The American Beverage Association, which represents energy-drink makers, said the federal report only counts patients in the ER who consumed energy drinks, and doesn't prove that energy drinks caused all of their symptoms, especially given the number of patients who took other substances. The organization says the products are safe and that many contain the same amount of caffeine as coffeehouse coffee.

'Sense of doom'

The increasing popularity of energy drinks -- which now fill entire banks of convenience stores with cans bearing the names Monster, Rock Star and Full Throttle -- prompted the Hennepin Regional Poison Center to track calls about people suffering health problems related to their consumption. The center reported 73 Minnesota cases since 2011, but no deaths.
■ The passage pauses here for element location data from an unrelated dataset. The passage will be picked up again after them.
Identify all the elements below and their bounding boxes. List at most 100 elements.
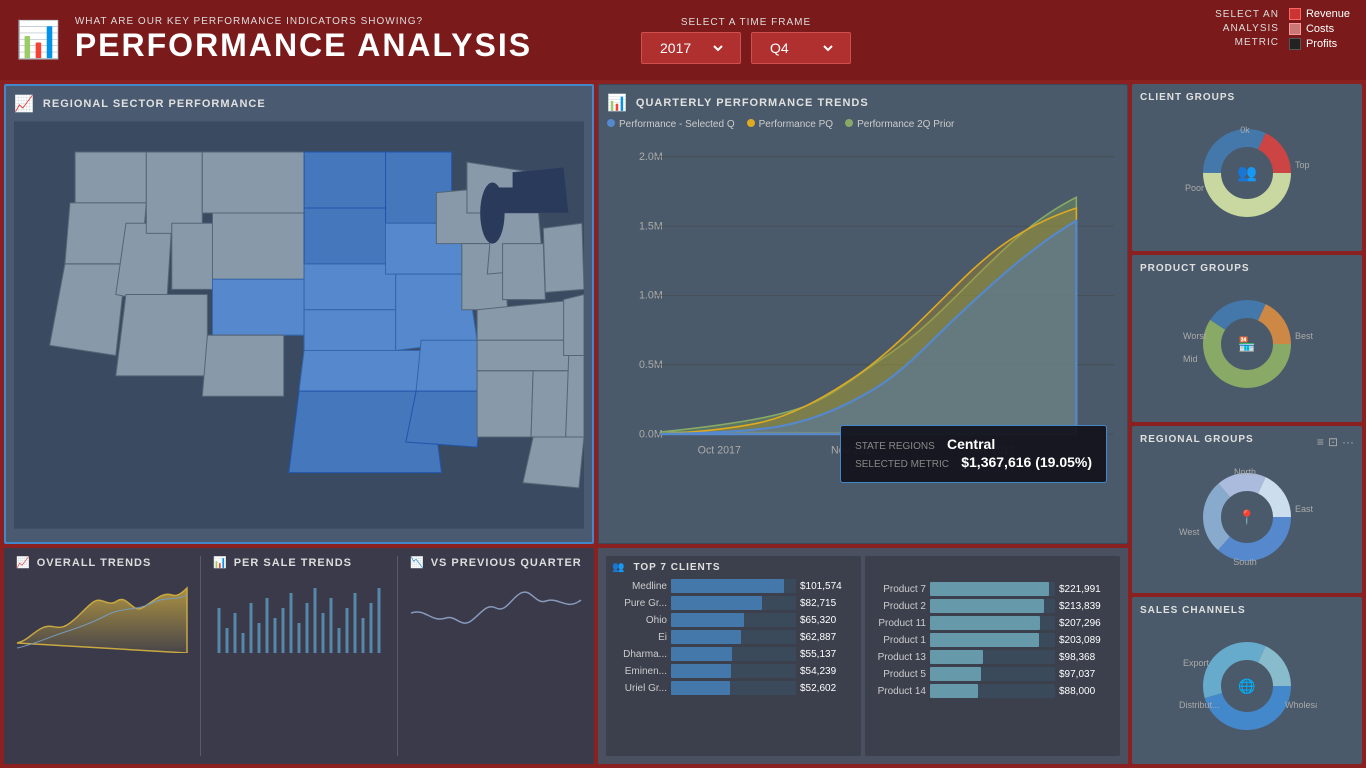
legend-profits[interactable]: Profits [1289,38,1350,50]
client-bar-6 [671,664,796,678]
product-item-1: Product 7 $221,991 [871,582,1114,596]
product-value-6: $97,037 [1059,669,1114,680]
svg-text:Top: Top [1295,160,1310,170]
products-panel: Product 7 $221,991 Product 2 $213,839 Pr… [865,556,1120,756]
product-bar-7 [930,684,1055,698]
regional-groups-icons[interactable]: ≡ ⊡ ··· [1317,435,1354,449]
regional-groups-donut: 📍 North East South West [1177,467,1317,567]
svg-text:North: North [1234,467,1256,477]
product-value-2: $213,839 [1059,601,1114,612]
product-item-7: Product 14 $88,000 [871,684,1114,698]
quarterly-chart-svg: 2.0M 1.5M 1.0M 0.5M 0.0M Oct 2017 Nov 20… [607,134,1119,506]
client-item-6: Eminen... $54,239 [612,664,855,678]
product-bar-2 [930,599,1055,613]
costs-label: Costs [1306,23,1334,35]
client-name-3: Ohio [612,615,667,626]
year-dropdown[interactable]: 2017 2016 2015 2018 [641,32,741,64]
main-grid: 📈 REGIONAL SECTOR PERFORMANCE [0,80,1366,768]
regional-groups-header: REGIONAL GROUPS ≡ ⊡ ··· [1140,434,1354,449]
svg-text:South: South [1233,557,1257,567]
client-fill-1 [671,579,784,593]
client-value-2: $82,715 [800,598,855,609]
regional-icon: 📈 [14,94,35,114]
svg-text:East: East [1295,504,1314,514]
legend-costs[interactable]: Costs [1289,23,1350,35]
header-title: PERFORMANCE ANALYSIS [75,27,532,64]
product-bar-5 [930,650,1055,664]
product-item-2: Product 2 $213,839 [871,599,1114,613]
client-name-4: Ei [612,632,667,643]
client-groups-donut: 👥 0k Top Poor [1177,123,1317,223]
sales-channels-panel: SALES CHANNELS 🌐 Export Distribut... Who… [1132,597,1362,764]
products-list: Product 7 $221,991 Product 2 $213,839 Pr… [871,582,1114,698]
us-map-svg[interactable] [14,120,584,530]
regional-panel-title: 📈 REGIONAL SECTOR PERFORMANCE [14,94,584,114]
header-icon: 📊 [16,19,61,61]
client-groups-panel: CLIENT GROUPS 👥 0k Top Poor [1132,84,1362,251]
client-fill-5 [671,647,732,661]
overall-sparkline [16,573,188,653]
regional-panel: 📈 REGIONAL SECTOR PERFORMANCE [4,84,594,544]
product-name-3: Product 11 [871,618,926,629]
year-select[interactable]: 2017 2016 2015 2018 [656,39,726,57]
quarter-dropdown[interactable]: Q4 Q1 Q2 Q3 [751,32,851,64]
product-fill-4 [930,633,1039,647]
client-fill-3 [671,613,744,627]
more-icon[interactable]: ··· [1342,435,1354,449]
product-fill-3 [930,616,1040,630]
product-name-5: Product 13 [871,652,926,663]
quarterly-icon: 📊 [607,93,628,113]
product-groups-panel: PRODUCT GROUPS 🏪 Worst Mid Best [1132,255,1362,422]
vs-previous-section: 📉 VS PREVIOUS QUARTER [398,556,594,756]
client-item-1: Medline $101,574 [612,579,855,593]
quarter-select[interactable]: Q4 Q1 Q2 Q3 [766,39,836,57]
clients-icon: 👥 [612,562,625,573]
product-name-7: Product 14 [871,686,926,697]
legend-pq: Performance PQ [747,119,833,130]
clients-panel: 👥 TOP 7 CLIENTS Medline $101,574 Pure Gr… [606,556,861,756]
regional-groups-title: REGIONAL GROUPS [1140,434,1254,445]
product-value-3: $207,296 [1059,618,1114,629]
svg-text:👥: 👥 [1237,165,1257,182]
legend-revenue[interactable]: Revenue [1289,8,1350,20]
overall-trends-icon: 📈 [16,556,31,569]
svg-text:🌐: 🌐 [1238,678,1255,695]
sales-channels-title: SALES CHANNELS [1140,605,1354,616]
client-item-3: Ohio $65,320 [612,613,855,627]
client-bar-1 [671,579,796,593]
product-name-2: Product 2 [871,601,926,612]
client-name-5: Dharma... [612,649,667,660]
per-sale-sparkline [213,573,385,653]
svg-text:📍: 📍 [1238,509,1255,526]
client-name-1: Medline [612,581,667,592]
bottom-left: 📈 OVERALL TRENDS 📊 PER SALE TRENDS [4,548,594,764]
revenue-legend-box [1289,8,1301,20]
menu-icon[interactable]: ≡ [1317,435,1324,449]
analysis-label: SELECT ANANALYSISMETRIC [1215,8,1279,50]
product-fill-5 [930,650,983,664]
client-groups-title: CLIENT GROUPS [1140,92,1354,103]
product-value-4: $203,089 [1059,635,1114,646]
overall-trends-title: 📈 OVERALL TRENDS [16,556,188,569]
product-value-5: $98,368 [1059,652,1114,663]
svg-text:Dec 2017: Dec 2017 [970,444,1016,456]
product-bar-6 [930,667,1055,681]
product-name-1: Product 7 [871,584,926,595]
legend-selected-q: Performance - Selected Q [607,119,735,130]
svg-text:Worst: Worst [1183,331,1207,341]
product-value-1: $221,991 [1059,584,1114,595]
client-name-2: Pure Gr... [612,598,667,609]
svg-text:Poor: Poor [1185,183,1204,193]
client-fill-4 [671,630,741,644]
map-container[interactable] [14,120,584,530]
expand-icon[interactable]: ⊡ [1328,435,1338,449]
svg-text:Best: Best [1295,331,1314,341]
overall-trends-section: 📈 OVERALL TRENDS [4,556,201,756]
quarterly-panel-title: 📊 QUARTERLY PERFORMANCE TRENDS [607,93,1119,113]
per-sale-trends-section: 📊 PER SALE TRENDS [201,556,398,756]
time-frame-label: SELECT A TIME FRAME [681,17,811,28]
header: 📊 WHAT ARE OUR KEY PERFORMANCE INDICATOR… [0,0,1366,80]
regional-groups-panel: REGIONAL GROUPS ≡ ⊡ ··· 📍 North East Sou… [1132,426,1362,593]
svg-text:West: West [1179,527,1200,537]
product-fill-1 [930,582,1049,596]
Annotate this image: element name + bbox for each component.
Around the Twin Cities, adult drinkers expressed little surprise at the ER numbers, but suspected that they didn't involve regular consumers and instead involved novices who binged on them or took them with other substances. The federal report noted that 42 percent of the ER patients also had consumed alcohol or other drugs.

Brad Benson, 37, of Minnetonka said he has had "funny feelings" from too much caffeine, but not severe health problems from the combination of coffee, Mountain Dew and energy drinks that he consumes daily to work a late shift at night and help with his five kids during the day. "I'm so used to the amount of caffeine," he said, "that I don't really notice it anymore."

James Cave, 44, takes one low-carb Monster out of the fridge every day and cracks it open and sips it all morning in his history classroom at the Hmong College Prep Academy in St. Paul. Cave, who is raising six children, none of whom consume energy drinks, said his students notice if he tries a new flavor.

The Poison Center's Cole said energy drinks are a growing problem among adults and teens, but hardly at the level of prescription drugs and alcohol in terms of abuse and misuse.

Twin Cities ER doctors said patients who have overloaded on energy drinks show similar symptoms, and that asking about energy drinks has become almost automatic when teens report erratic or racing heartbeats.

"Someone will come up to the triage desk and say, 'I'm having palpitations or chest pains or shortness of breath or anxiety,"' said Dr. Jay Westwater, an ER physician at United Hospital in St. Paul. Cole said that in rare cases, patients report "this impending sense of doom. They feel like something terrible is going to happen to them and they have a hard time articulating it beyond that."

Brandy Boyer, 35, of Hastings said the worst health problems he ever experienced were the crushing headaches when he tried to quit energy drinks and all other forms of caffeine. He started taking them for an energy boost when he played semi-pro football a decade ago, and over time found them cheaper and tastier than gourmet coffee.

Boyer isn't sure if he drinks them for a caffeine surge anymore, or just for the habit. "I can't go a day without one," he said, "minimum."